Within the black coat, one presumes Malevich imagined black bodies lumped into a cave bereft of light. The cave wasn’t only a convenient setting for the premise of his racist joke to work, it is also the birthplace of Western epistemology—profoundly supremacist, even when it is not betraying explicit racism. It favors light over dark. One learns that when reading about Plato’s allegory of the cave, for example. Plato commands an escape from the ignorance that prevails in the darkness of the cave into the sunlight, which reveals the truth.

Malevich was well aware of the philosophical connotations of the cave. After all, in Victory over the Sun, he plotted against the sun, the cave’s oldest enemy. Malevich’s war against the sun wasn’t a war for the cave either. Victory Over the Sun, necessitates the abandonment of the visible and its order of things, in favor of a higher world, ordered by a new, superior rationality and inhabited by none other than “supermen.” Malevich, one of the presumptive forefathers of these “supermen,” found the violent spectacle of lumping black bodies into a cave to be funny. There isn’t anything funny about it, as there isn’t anything funny about what went on below the deck of Desire—the first American slave ship, or what goes on today in countless prison cells around the country.

Western epistemology may have moved past its cavernous origins, but it never wanted to destroy them. Instead, it converted its ancestral home into carceral units, remodeled and refurbished throughout time, to meet the challenge of maintaining order with borders and redlining that kept the insiders in, and the outsiders out.

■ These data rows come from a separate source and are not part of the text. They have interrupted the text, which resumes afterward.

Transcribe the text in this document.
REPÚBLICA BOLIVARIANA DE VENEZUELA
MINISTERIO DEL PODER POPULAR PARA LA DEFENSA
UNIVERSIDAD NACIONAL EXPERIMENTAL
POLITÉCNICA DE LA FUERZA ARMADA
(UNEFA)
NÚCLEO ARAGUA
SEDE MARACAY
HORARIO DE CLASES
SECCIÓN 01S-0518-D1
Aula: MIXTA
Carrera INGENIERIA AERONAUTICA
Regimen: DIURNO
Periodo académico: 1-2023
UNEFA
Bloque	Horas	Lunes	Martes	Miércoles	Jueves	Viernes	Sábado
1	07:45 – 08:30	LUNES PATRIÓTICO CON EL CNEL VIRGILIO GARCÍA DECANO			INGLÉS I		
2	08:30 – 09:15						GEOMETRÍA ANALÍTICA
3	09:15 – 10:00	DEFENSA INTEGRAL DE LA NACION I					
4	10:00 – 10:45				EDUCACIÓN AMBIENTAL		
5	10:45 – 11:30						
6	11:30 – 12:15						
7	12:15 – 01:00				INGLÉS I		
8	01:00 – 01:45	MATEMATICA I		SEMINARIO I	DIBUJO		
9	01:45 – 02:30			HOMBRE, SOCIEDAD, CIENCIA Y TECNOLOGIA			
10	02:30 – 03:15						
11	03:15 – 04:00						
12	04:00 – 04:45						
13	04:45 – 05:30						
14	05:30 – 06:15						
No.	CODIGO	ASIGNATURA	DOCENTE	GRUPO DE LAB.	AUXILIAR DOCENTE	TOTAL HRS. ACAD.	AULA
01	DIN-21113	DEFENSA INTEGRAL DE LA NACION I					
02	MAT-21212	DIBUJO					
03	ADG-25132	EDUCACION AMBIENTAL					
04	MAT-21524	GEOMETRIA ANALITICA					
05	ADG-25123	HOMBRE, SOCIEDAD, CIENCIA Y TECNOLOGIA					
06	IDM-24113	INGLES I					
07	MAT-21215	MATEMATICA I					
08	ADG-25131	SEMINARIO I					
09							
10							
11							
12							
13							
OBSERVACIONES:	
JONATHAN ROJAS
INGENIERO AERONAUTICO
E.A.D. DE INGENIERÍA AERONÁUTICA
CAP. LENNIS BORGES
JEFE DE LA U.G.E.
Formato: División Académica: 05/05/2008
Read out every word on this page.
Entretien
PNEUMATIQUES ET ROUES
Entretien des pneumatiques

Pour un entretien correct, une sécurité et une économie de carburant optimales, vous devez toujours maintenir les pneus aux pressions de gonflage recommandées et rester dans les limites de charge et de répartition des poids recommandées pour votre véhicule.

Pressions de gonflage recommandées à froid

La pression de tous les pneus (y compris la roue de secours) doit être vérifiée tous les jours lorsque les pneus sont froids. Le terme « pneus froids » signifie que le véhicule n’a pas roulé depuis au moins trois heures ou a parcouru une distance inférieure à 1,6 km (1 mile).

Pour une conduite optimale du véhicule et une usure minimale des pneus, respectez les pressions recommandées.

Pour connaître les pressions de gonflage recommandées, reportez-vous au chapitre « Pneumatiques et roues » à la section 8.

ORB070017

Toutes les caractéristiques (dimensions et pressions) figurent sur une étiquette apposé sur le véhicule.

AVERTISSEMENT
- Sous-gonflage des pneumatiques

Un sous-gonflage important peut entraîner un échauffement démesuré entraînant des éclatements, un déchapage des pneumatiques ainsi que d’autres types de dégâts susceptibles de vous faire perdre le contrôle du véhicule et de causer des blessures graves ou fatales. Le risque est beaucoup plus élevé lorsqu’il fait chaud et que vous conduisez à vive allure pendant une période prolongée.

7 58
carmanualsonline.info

Whatever one may think of Malevich—and for that matter, of herself too, and the square she posted, or didn’t, the condition under which all of it occurs, and the second and more important reason why I googled the Black Square on June 2nd, is one of the perpetual crisis of imagination. Under the sun, the imagination staggers within the confinement of what comes together when conformism, self-preservation, fear, and violence foreclose a horizon: A square.

Imagination staggers until one finds herself marching down a street behind a girl who reminds her of Erika from A Jackson in Your House, a song from the 1969 album by the Art Ensemble Chicago. Like Erika, the girl leading the march is a “child of our uncharted microtones/thrown through the dawn the maze of/longing.” She walks alone and she walks fast. When I’m finally close enough to read the print on the back of her black t-shirt, it reads, “I fear no one” four times. The girl leading the march wasn’t just like Ericka. She was instead more like George Jackson, referred to in the album’s name. That Jackson once said, “They will never count me among the broken men.” And as she again became distant to me, I could see her, now, a vanishing point on the horizon, projecting a line leading outside of the square that is my camera’s viewfinder.


Sumeja Tulic is Libyan-born Bosnian writer and photographer currently based in New York City.